Gene-deletion mutants were selected after transfection with a single PlasmoGEM vector (PbGEM-065291), indicating that PBANKA_144560 is not essential for blood stages. However, gene deletion mutants could not be obtained by cloning.

In this study also evidence was found for successful gene deletion as determined by barcode PCR in a large pool of gene-deletion mutants.
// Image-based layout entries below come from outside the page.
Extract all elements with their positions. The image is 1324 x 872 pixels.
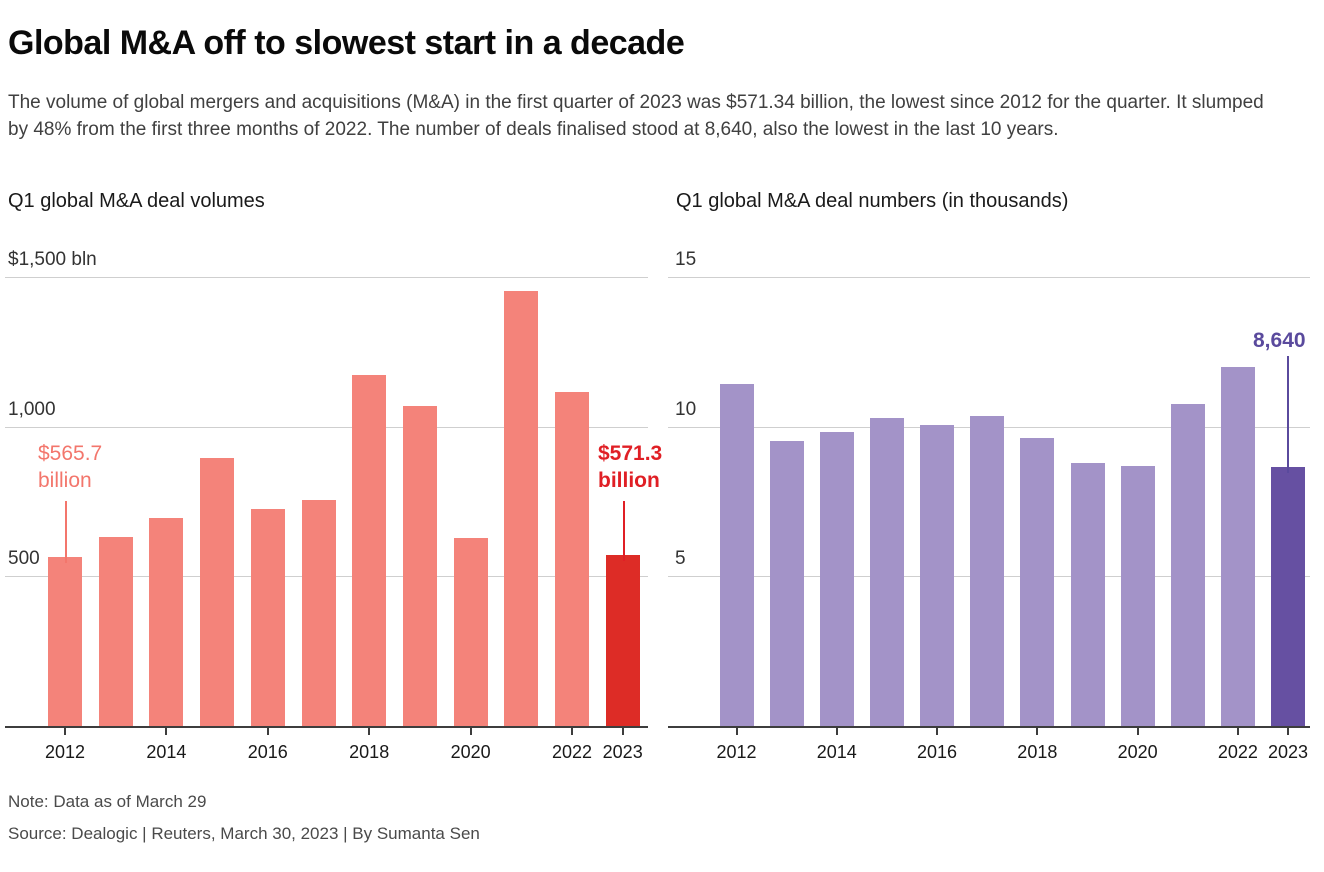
bar-2021 [504, 291, 539, 726]
x-axis-tick [1287, 728, 1290, 735]
bar-2021 [1170, 403, 1205, 726]
x-axis-tick [735, 728, 738, 735]
bar-2018 [1020, 437, 1055, 726]
x-axis-tick [64, 728, 66, 735]
x-axis-label: 2012 [44, 742, 86, 762]
bar-2013 [769, 441, 804, 726]
x-axis-tick [621, 728, 624, 735]
y-axis-label: 15 [675, 249, 697, 270]
bar-2014 [149, 518, 184, 726]
bar-2020 [453, 538, 488, 726]
annotation-leader-line [65, 501, 67, 563]
bar-2019 [402, 405, 437, 726]
bar-2016 [250, 508, 285, 726]
bar-2018 [352, 374, 387, 726]
x-axis-label: 2012 [716, 742, 757, 762]
x-axis-label: 2020 [1117, 742, 1158, 762]
annotation-2023: 8,640 [1253, 329, 1306, 352]
bar-2023 [605, 555, 640, 726]
bar-2015 [200, 458, 235, 726]
bar-2023 [1271, 467, 1305, 726]
x-axis-tick [936, 728, 939, 735]
x-axis-tick [165, 728, 168, 735]
x-axis-label: 2016 [247, 742, 288, 762]
x-axis-tick [1036, 728, 1039, 735]
y-axis-label: 500 [8, 548, 40, 570]
x-axis-line [5, 726, 648, 728]
y-axis-label: $1,500 bln [8, 249, 97, 270]
y-axis-label: 10 [675, 398, 697, 420]
bar-2013 [98, 536, 133, 726]
y-axis-label: 5 [675, 548, 686, 570]
bar-2017 [970, 415, 1005, 726]
annotation-2012: $565.7 billion [38, 442, 103, 492]
x-axis-tick [266, 728, 269, 735]
bar-2014 [819, 431, 854, 726]
x-axis-tick [469, 728, 472, 735]
bar-2020 [1120, 465, 1155, 726]
y-gridline [668, 277, 1310, 278]
bar-2017 [301, 500, 336, 726]
x-axis-tick [571, 728, 573, 735]
x-axis-label: 2022 [551, 742, 593, 762]
x-axis-label: 2023 [1268, 742, 1309, 762]
x-axis-tick [1136, 728, 1139, 735]
x-axis-label: 2016 [917, 742, 958, 762]
x-axis-label: 2018 [349, 742, 390, 762]
x-axis-tick [1236, 728, 1239, 735]
annotation-leader-line [1287, 356, 1289, 474]
chart-title-deal-numbers: Q1 global M&A deal numbers (in thousands… [676, 190, 1069, 212]
y-axis-label: 1,000 [8, 398, 56, 420]
x-axis-label: 2014 [816, 742, 857, 762]
bar-2022 [555, 391, 589, 726]
annotation-2023: $571.3 billion [598, 442, 663, 492]
bar-2022 [1220, 366, 1255, 726]
chart-title-volumes: Q1 global M&A deal volumes [8, 190, 265, 212]
bar-2019 [1070, 463, 1105, 726]
note-text: Note: Data as of March 29 [8, 792, 207, 811]
annotation-leader-line [623, 501, 625, 561]
x-axis-tick [835, 728, 838, 735]
page-title: Global M&A off to slowest start in a dec… [8, 24, 685, 62]
subtitle-text: The volume of global mergers and acquisi… [8, 92, 1264, 140]
bar-2015 [869, 417, 904, 726]
x-axis-label: 2014 [146, 742, 187, 762]
x-axis-label: 2023 [602, 742, 643, 762]
y-gridline [5, 277, 648, 278]
x-axis-label: 2018 [1017, 742, 1058, 762]
x-axis-tick [368, 728, 371, 735]
x-axis-line [668, 726, 1310, 728]
source-text: Source: Dealogic | Reuters, March 30, 20… [8, 824, 480, 843]
y-gridline [5, 426, 648, 428]
bar-2012 [719, 383, 754, 726]
bar-2012 [48, 556, 82, 726]
x-axis-label: 2020 [450, 742, 491, 762]
x-axis-label: 2022 [1217, 742, 1258, 762]
bar-2016 [920, 425, 955, 726]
Evidence is provided for (stronly) reduced fitness (growth rate) of blood stages

In this study P. berghei blood stages were transfected with a large pool of barcoded disruption (gene-deletion) vectors. These disruption vectors contained long modification arms to efficiently target the genes of interest.
In addition the vectors contain gene-specific molecular barcodes. Co-transfecting multiple gene-deletion vectors in the same electroporation reproducibly generates complex pools of barcoded P. berghei mutants.
In this study parasites were (mainly) transfected with a pool of vectors targeting protein kinase genes for deletion.
Unsuccessful gene disruption/deletion or successful gene disruption/deletion is determined by the absence or presence of the barcode in the population (as determined by barcode-specific PCR analysis).

To analyze growth curves derived from barcode counting two parameters were considered: (1) the relative abundance of each barcode within the pool, and (2) the relative fitness of each mutant, i.e., the rate at which its abundance changed each day (i.e. growth rate).